I'll admit, Matt and I are one of those couples who check out restaurants based on drool-inducing shows on Food Network or Travel Channel. We went to Lucky's in Wrigleyville after we saw their french-fry-stuffed sandwiches on Man v. Food. Diners, Drive-Ins, and Dives featured Cemitas Pueblas, so we drove to Chicago to try it.

Unfortunately, sometimes these features mar the authentic local flavor of the place by sending out-of-towners like us flocking to try it. Comet Cafe in Milwaukee is often too busy for people in the neighborhood to get in since the suburbanites saw Guy Fieri's visit.

On the other hand, these restaurants are getting this kind of publicity for some reason. And each place we've tried at a TV show's recommendation has not disappointed. So, a few weeks ago, we did it again. My parents and their friends were going to do some sight-seeing in Chicago with us, and they had the brilliant idea to head for one of Rick Bayless' restaurants. He has a veritable complex of eateries: the high-end Topolobampo, mid-range Frontera, and a lunch place, Xoco, with churros that smelled soooo good. Brunch at Frontera was all we could get reservations for, which was fine since that's where we had seen an amazing dish featured on Food Network's The Best Thing I Ever Ate.

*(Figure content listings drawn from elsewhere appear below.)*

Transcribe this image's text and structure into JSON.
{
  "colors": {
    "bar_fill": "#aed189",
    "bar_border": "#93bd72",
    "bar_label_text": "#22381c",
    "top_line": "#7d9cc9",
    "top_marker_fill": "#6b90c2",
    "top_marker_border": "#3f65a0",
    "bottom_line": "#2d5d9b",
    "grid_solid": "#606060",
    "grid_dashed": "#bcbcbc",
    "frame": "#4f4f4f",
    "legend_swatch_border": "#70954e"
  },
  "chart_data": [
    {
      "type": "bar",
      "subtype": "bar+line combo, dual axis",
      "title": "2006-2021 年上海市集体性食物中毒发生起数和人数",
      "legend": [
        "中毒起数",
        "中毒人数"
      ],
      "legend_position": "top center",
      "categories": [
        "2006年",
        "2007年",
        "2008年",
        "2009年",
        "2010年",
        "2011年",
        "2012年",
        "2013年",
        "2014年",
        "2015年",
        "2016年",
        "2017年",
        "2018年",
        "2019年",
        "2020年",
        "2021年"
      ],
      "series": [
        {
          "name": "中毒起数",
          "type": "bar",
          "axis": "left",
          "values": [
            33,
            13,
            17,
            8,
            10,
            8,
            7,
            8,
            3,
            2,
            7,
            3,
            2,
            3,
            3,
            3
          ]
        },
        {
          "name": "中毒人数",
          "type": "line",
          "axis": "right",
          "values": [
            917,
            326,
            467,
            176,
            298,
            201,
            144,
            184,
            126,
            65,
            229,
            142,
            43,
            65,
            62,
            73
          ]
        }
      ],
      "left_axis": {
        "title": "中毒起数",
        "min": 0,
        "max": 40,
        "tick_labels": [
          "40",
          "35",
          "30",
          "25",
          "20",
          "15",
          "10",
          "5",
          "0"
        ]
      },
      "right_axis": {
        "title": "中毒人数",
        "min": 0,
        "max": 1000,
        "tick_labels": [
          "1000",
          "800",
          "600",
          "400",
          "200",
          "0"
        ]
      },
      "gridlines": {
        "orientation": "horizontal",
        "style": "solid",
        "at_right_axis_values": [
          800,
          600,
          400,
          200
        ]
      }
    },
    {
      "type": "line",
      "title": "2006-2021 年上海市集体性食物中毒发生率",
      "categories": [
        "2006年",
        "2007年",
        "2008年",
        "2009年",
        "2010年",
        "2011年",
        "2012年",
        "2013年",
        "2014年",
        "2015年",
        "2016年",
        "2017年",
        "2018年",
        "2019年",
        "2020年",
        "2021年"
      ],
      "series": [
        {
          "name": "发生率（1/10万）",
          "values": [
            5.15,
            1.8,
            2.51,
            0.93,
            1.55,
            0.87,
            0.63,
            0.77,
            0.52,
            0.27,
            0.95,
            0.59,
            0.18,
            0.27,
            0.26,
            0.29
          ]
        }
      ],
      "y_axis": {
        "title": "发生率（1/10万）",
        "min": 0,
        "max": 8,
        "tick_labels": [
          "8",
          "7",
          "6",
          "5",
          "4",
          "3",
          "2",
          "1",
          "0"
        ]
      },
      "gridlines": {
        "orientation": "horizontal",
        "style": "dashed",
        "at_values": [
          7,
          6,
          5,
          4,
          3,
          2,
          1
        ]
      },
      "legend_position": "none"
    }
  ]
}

carne asada a la Oaxaquena

Matt and I shared this rib steak, which was easily the most flavorful, tender steak I've ever had. The smoky and slightly spicy sauce made the perfectly-cooked meat so succulent. Fried plantains topped with a bit of queso fresco and crema rounded out the meal as Bananas Foster's more subtle cousin. The other plates at the table were also good, but in my opinion none held a candle to that steak.

tacos al carbon with duck

sapitos: gorditas with chorizo & plantains, scrambled eggs, and chicken and black bean mole

frothy Mexican hot chocolate

chocolate hazelnut tart

The entire meal, from the tasty limeade margarita and chips and salsa to the desserts, was perfectly enjoyable. I would return to try the new menu when it changes. We even got to see chef Rick Bayless himself, making his rounds in the kitchen. Thank you again, food television.